Biases Relating to the Representativeness Heuristic

Biases associated with the representativeness heuristic can and frequently do distort decision makers’ perceptions of probability. We rely on consistency and superficial resemblances with stereotypic notions that we all carry around in our heads. Therefore, certain types of occurrences appear to be more or less likely in our perceptions than they are in reality. Bazerman and Moore identify five such biasing influences: “insensitivity to base rates, insensitivity to sample size, misconceptions of chance, regression to the mean, and the conjunction fallacy.” Following is an illustration for each type in Table 2.1:

Biases on Perceptions of Probability
Insensitivity to Base Rates A person starts a new business because of a success story in a related area. The individual feels the description of the other business founder matches his or her personality (both are intelligent, committed, and go-getters). Without due consideration of failure rates among start-ups in general, the person launches a business and later fails. The stereotype for what contributes to success in the example is overpowering the judgment of likelihood and obscures the relevance, as well as utility, of other potentially helpful information.
Insensitivity to Sample Size A store manager receives a complaint about a given employee on three consecutive days and decides that something has to be done about said employee because “there seems to be a pattern emerging” even though over, say, a 30-day period, the likelihood of a “pattern” of upsetting customers might be quite small. The smaller the sample on which one bases a probability estimate, the more likely we are to see systematic events that are, in fact, random and well within the realm of chance.
Misconceptions of Chance A gambler who is losing badly decides to continue gambling because his/her odds of winning “just have to improve.” Chance is not self-correcting. For instance, the odds of coming up with heads in flipping a coin on any given occasion are 50% each time. Those odds do not change simply because one might flip tails five or six times in a row.

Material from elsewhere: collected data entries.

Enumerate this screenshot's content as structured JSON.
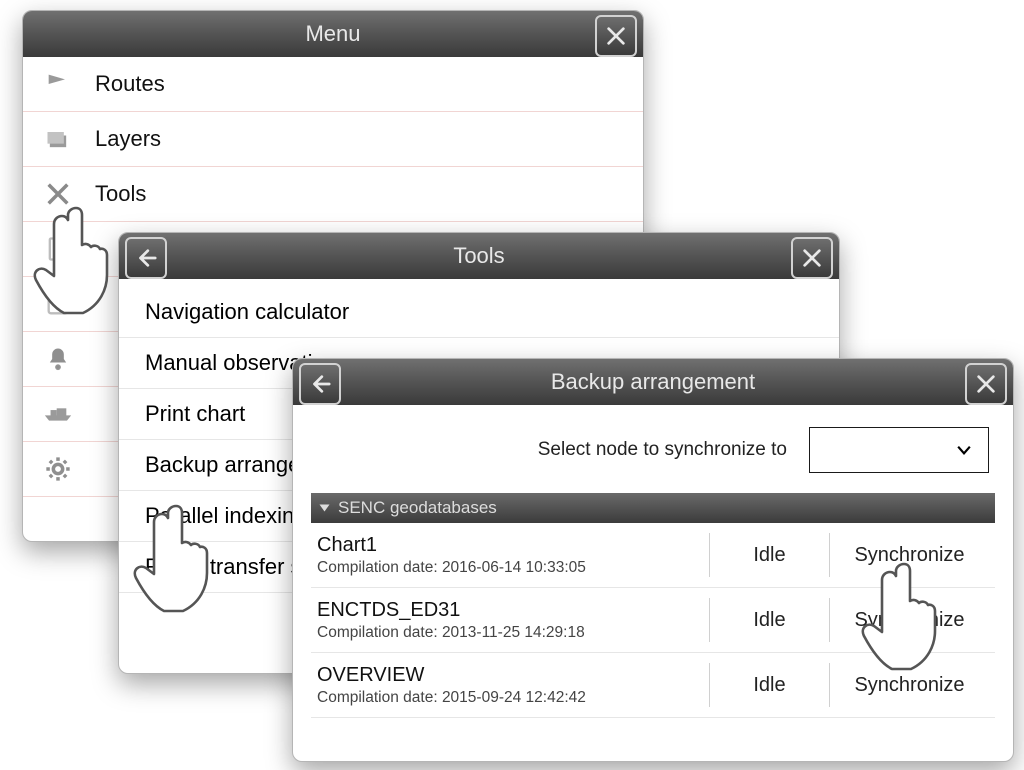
{
  "menu": {
    "title": "Menu",
    "items": [
      {
        "icon": "flag-icon",
        "label": "Routes"
      },
      {
        "icon": "layers-icon",
        "label": "Layers"
      },
      {
        "icon": "tools-icon",
        "label": "Tools"
      },
      {
        "icon": "doc-icon",
        "label": ""
      },
      {
        "icon": "cal-icon",
        "label": ""
      },
      {
        "icon": "bell-icon",
        "label": ""
      },
      {
        "icon": "ship-icon",
        "label": ""
      },
      {
        "icon": "gear-icon",
        "label": ""
      }
    ]
  },
  "tools": {
    "title": "Tools",
    "items": [
      "Navigation calculator",
      "Manual observation",
      "Print chart",
      "Backup arrangement",
      "Parallel indexing",
      "Route transfer status"
    ]
  },
  "backup": {
    "title": "Backup arrangement",
    "select_label": "Select node to synchronize to",
    "select_value": "",
    "section": "SENC geodatabases",
    "date_prefix": "Compilation date:",
    "rows": [
      {
        "name": "Chart1",
        "date": "2016-06-14 10:33:05",
        "status": "Idle",
        "action": "Synchronize"
      },
      {
        "name": "ENCTDS_ED31",
        "date": "2013-11-25 14:29:18",
        "status": "Idle",
        "action": "Synchronize"
      },
      {
        "name": "OVERVIEW",
        "date": "2015-09-24 12:42:42",
        "status": "Idle",
        "action": "Synchronize"
      }
    ]
  }
}
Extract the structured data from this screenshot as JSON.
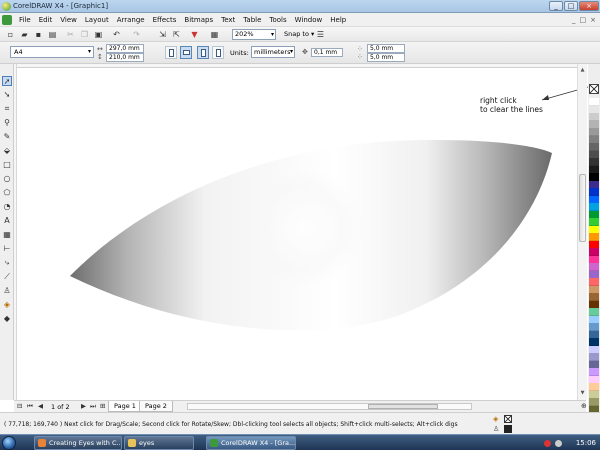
{
  "window": {
    "title": "CorelDRAW X4 - [Graphic1]",
    "controls": [
      "_",
      "□",
      "×"
    ],
    "doc_controls": [
      "_",
      "□",
      "×"
    ]
  },
  "menu": [
    "File",
    "Edit",
    "View",
    "Layout",
    "Arrange",
    "Effects",
    "Bitmaps",
    "Text",
    "Table",
    "Tools",
    "Window",
    "Help"
  ],
  "standard_toolbar": {
    "zoom_level": "202%",
    "snap_to_label": "Snap to",
    "icons": [
      "new-document-icon",
      "open-icon",
      "save-icon",
      "print-icon",
      "cut-icon",
      "copy-icon",
      "paste-icon",
      "undo-icon",
      "redo-icon",
      "import-icon",
      "export-icon",
      "application-launcher-icon",
      "welcome-screen-icon",
      "options-icon"
    ]
  },
  "property_bar": {
    "page_size": "A4",
    "width": "297,0 mm",
    "height": "210,0 mm",
    "units_label": "Units:",
    "units": "millimeters",
    "nudge": "0,1 mm",
    "duplicate_x": "5,0 mm",
    "duplicate_y": "5,0 mm"
  },
  "toolbox": [
    "pick-tool-icon",
    "shape-tool-icon",
    "crop-tool-icon",
    "zoom-tool-icon",
    "freehand-tool-icon",
    "smart-fill-tool-icon",
    "rectangle-tool-icon",
    "ellipse-tool-icon",
    "polygon-tool-icon",
    "basic-shapes-tool-icon",
    "text-tool-icon",
    "table-tool-icon",
    "dimension-tool-icon",
    "connector-tool-icon",
    "eyedropper-tool-icon",
    "outline-tool-icon",
    "fill-tool-icon",
    "interactive-fill-tool-icon"
  ],
  "annotation": {
    "line1": "right click",
    "line2": "to clear the lines"
  },
  "palette": {
    "no_fill_icon": "x-icon",
    "colors": [
      "#ffffff",
      "#e6e6e6",
      "#cccccc",
      "#b3b3b3",
      "#999999",
      "#808080",
      "#666666",
      "#4d4d4d",
      "#333333",
      "#1a1a1a",
      "#000000",
      "#3b2d8f",
      "#0033cc",
      "#0066ff",
      "#00a3e0",
      "#009933",
      "#33cc33",
      "#ffff00",
      "#ff9900",
      "#ff0000",
      "#cc0066",
      "#ff3399",
      "#cc66cc",
      "#9966cc",
      "#ff6666",
      "#cc9966",
      "#996633",
      "#663300",
      "#66cc99",
      "#99ccff",
      "#6699cc",
      "#336699",
      "#003366",
      "#ccccff",
      "#9999cc",
      "#666699",
      "#cc99ff",
      "#ffccff",
      "#ffcc99",
      "#cccc99",
      "#999966",
      "#666633"
    ]
  },
  "page_nav": {
    "count": "1 of 2",
    "tabs": [
      "Page 1",
      "Page 2"
    ]
  },
  "status": {
    "coords": "( 77,718; 169,740 )",
    "hint": "Next click for Drag/Scale; Second click for Rotate/Skew; Dbl-clicking tool selects all objects; Shift+click multi-selects; Alt+click digs"
  },
  "taskbar": {
    "items": [
      "Creating Eyes with C...",
      "eyes",
      "CorelDRAW X4 - [Gra..."
    ],
    "clock": "15:06"
  }
}
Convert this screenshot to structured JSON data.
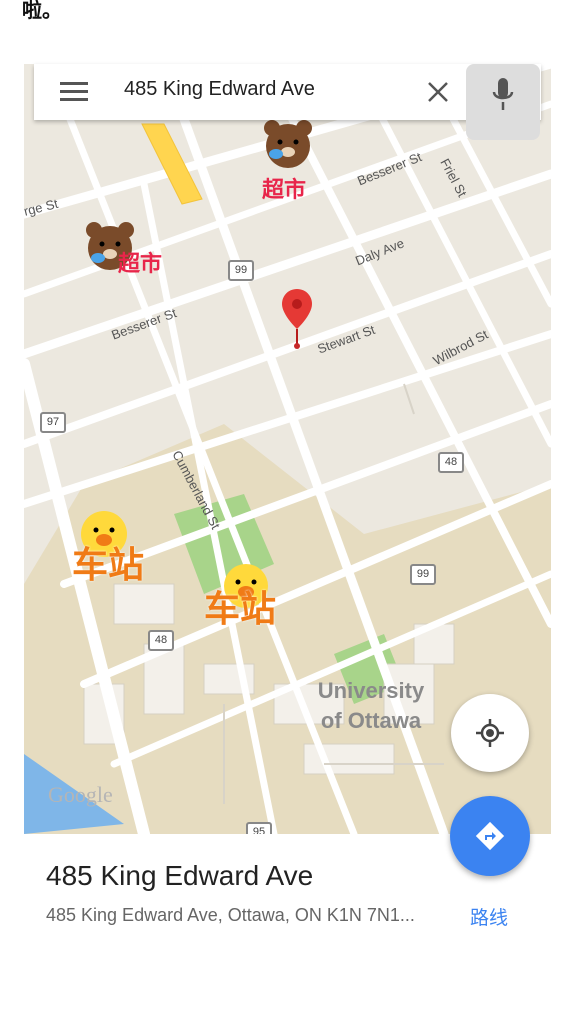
{
  "caption": "啦。",
  "search": {
    "query": "485 King Edward Ave"
  },
  "icons": {
    "menu": "menu-icon",
    "close": "close-icon",
    "mic": "mic-icon",
    "pin": "map-pin-icon",
    "locate": "my-location-icon",
    "directions": "directions-icon"
  },
  "map": {
    "streets": [
      "Besserer St",
      "Besserer St",
      "Daly Ave",
      "Stewart St",
      "Wilbrod St",
      "Friel St",
      "Cumberland St",
      "rge St"
    ],
    "route_shields": [
      "99",
      "97",
      "48",
      "99",
      "48",
      "95"
    ],
    "poi_supermarket": [
      "超市",
      "超市"
    ],
    "poi_station": [
      "车站",
      "车站"
    ],
    "campus_label": "University of Ottawa",
    "watermark": "Google"
  },
  "place": {
    "title": "485 King Edward Ave",
    "address": "485 King Edward Ave, Ottawa, ON K1N 7N1...",
    "route_label": "路线"
  },
  "colors": {
    "accent": "#3b83f1",
    "pin": "#e53935",
    "poi_red": "#e8254a",
    "poi_orange": "#f07b16"
  }
}
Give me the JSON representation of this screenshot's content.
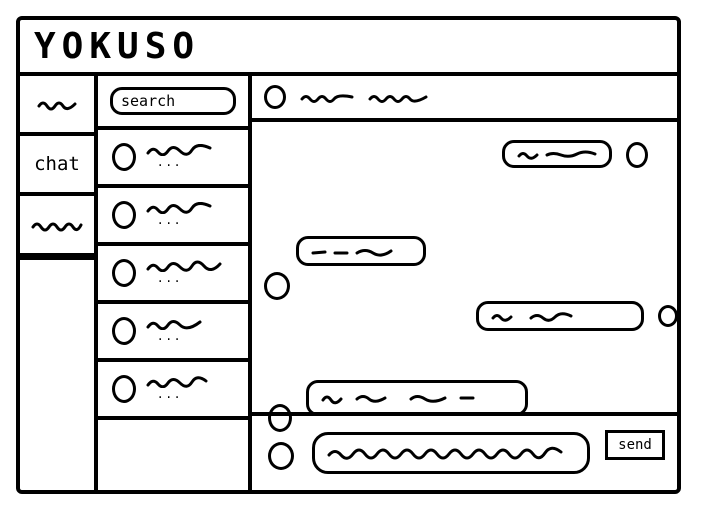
{
  "app": {
    "title": "YOKUSO"
  },
  "nav": {
    "items": [
      {
        "label": ""
      },
      {
        "label": "chat"
      },
      {
        "label": ""
      }
    ]
  },
  "contacts": {
    "search_label": "search"
  },
  "compose": {
    "send_label": "send"
  }
}
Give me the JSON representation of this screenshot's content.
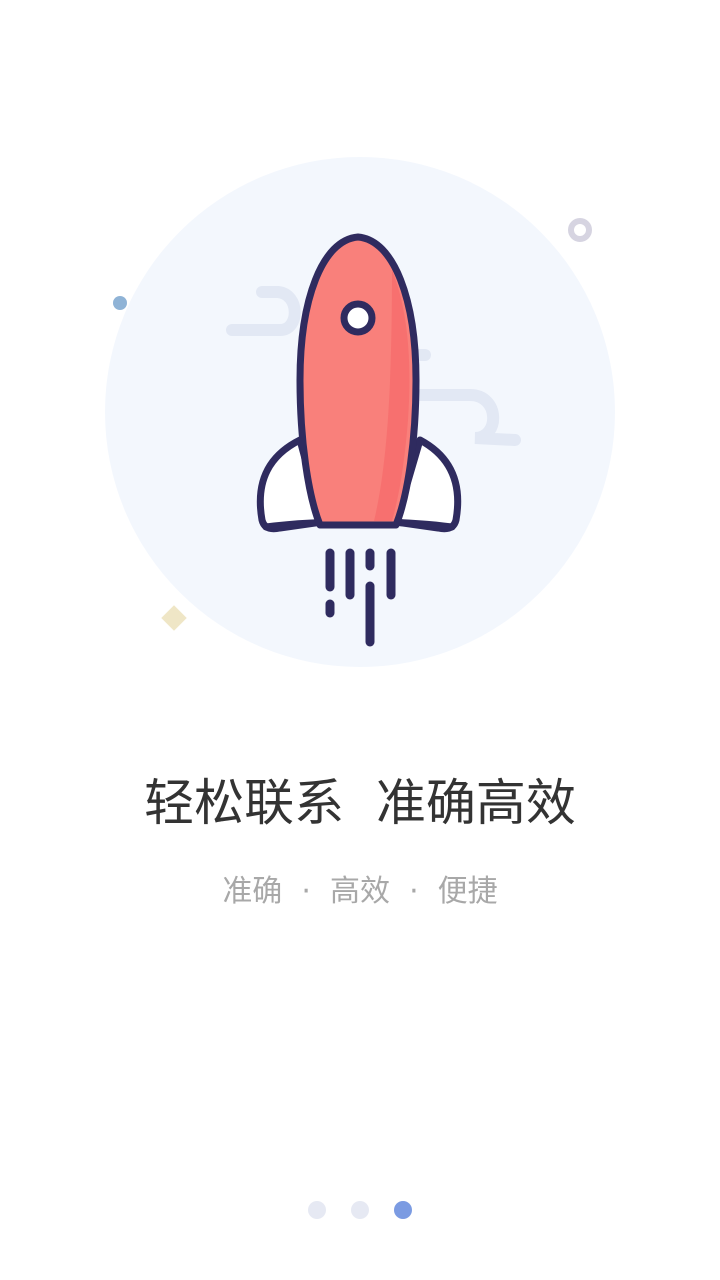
{
  "onboarding": {
    "title": "轻松联系  准确高效",
    "subtitle": "准确  ·  高效  ·  便捷",
    "illustration_icon": "rocket-icon"
  },
  "colors": {
    "circle_bg": "#f3f7fd",
    "rocket_body": "#f9807b",
    "rocket_outline": "#2f2b5f",
    "wing_fill": "#ffffff",
    "cloud": "#e2e8f4",
    "dot_inactive": "#e6e9f3",
    "dot_active": "#7b9be2",
    "title": "#333333",
    "subtitle": "#a8a8a8"
  },
  "pagination": {
    "total": 3,
    "active_index": 2
  }
}
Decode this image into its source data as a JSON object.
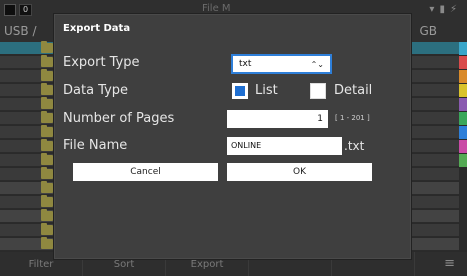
{
  "background": {
    "status_badge": "0",
    "path": "USB /",
    "title": "File M",
    "size_label": "GB",
    "rows": 15,
    "bottom_tabs": [
      "Filter",
      "Sort",
      "Export",
      "",
      ""
    ],
    "menu_icon": "list-icon",
    "strip_colors": [
      "#3aa6c9",
      "#d94b4b",
      "#d98a2a",
      "#d9c22a",
      "#8a5ab0",
      "#3aa65a",
      "#2e7fd9",
      "#c94ba6",
      "#55aa55"
    ]
  },
  "dialog": {
    "title": "Export Data",
    "export_type": {
      "label": "Export Type",
      "value": "txt"
    },
    "data_type": {
      "label": "Data Type",
      "options": [
        {
          "label": "List",
          "checked": true
        },
        {
          "label": "Detail",
          "checked": false
        }
      ]
    },
    "pages": {
      "label": "Number of Pages",
      "value": "1",
      "range": "[ 1 - 201 ]"
    },
    "file_name": {
      "label": "File Name",
      "value": "ONLINE",
      "extension": ".txt"
    },
    "buttons": {
      "cancel": "Cancel",
      "ok": "OK"
    }
  }
}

Regression to the Mean A firm fires a former top salesperson because his/her figures for the last quarter are down, and the person must, therefore, “be slipping.” However, it gives a bonus to another person whose performance had been repeatedly poor, but is “surprisingly good” because he or she recently improved. What those involved fail to realize is that extreme deviations from the average tend not to remain at the extremes over time, but instead revert toward the average, as when a basketball player who typically scores, say, 5 to 10 points a game seems to catch on fire and scores 20 points in one contest. It would be much too soon to begin celebrating the “dramatic change” in the player’s performance.
The Conjunction Fallacy A champion athlete receives an offer to take a position as a coach on the assumption that being good in athletic performance makes it likely that s/he will also be good in coaching. The odds that one can be good in both coaching and athletic performance are worse than the odds that one will be good in either activity alone. Joint probabilities cannot exceed the value of what is the most probable of the items being conjoined. For instance, if the odds that an employee at a firm will be happy working there are 80% and the odds that the same person will be productive are 60%, the odds that he or she will be both happy and productive are only 48%.  Joint probability is the product of multiplying one probability by the other--in this case .8 x .6.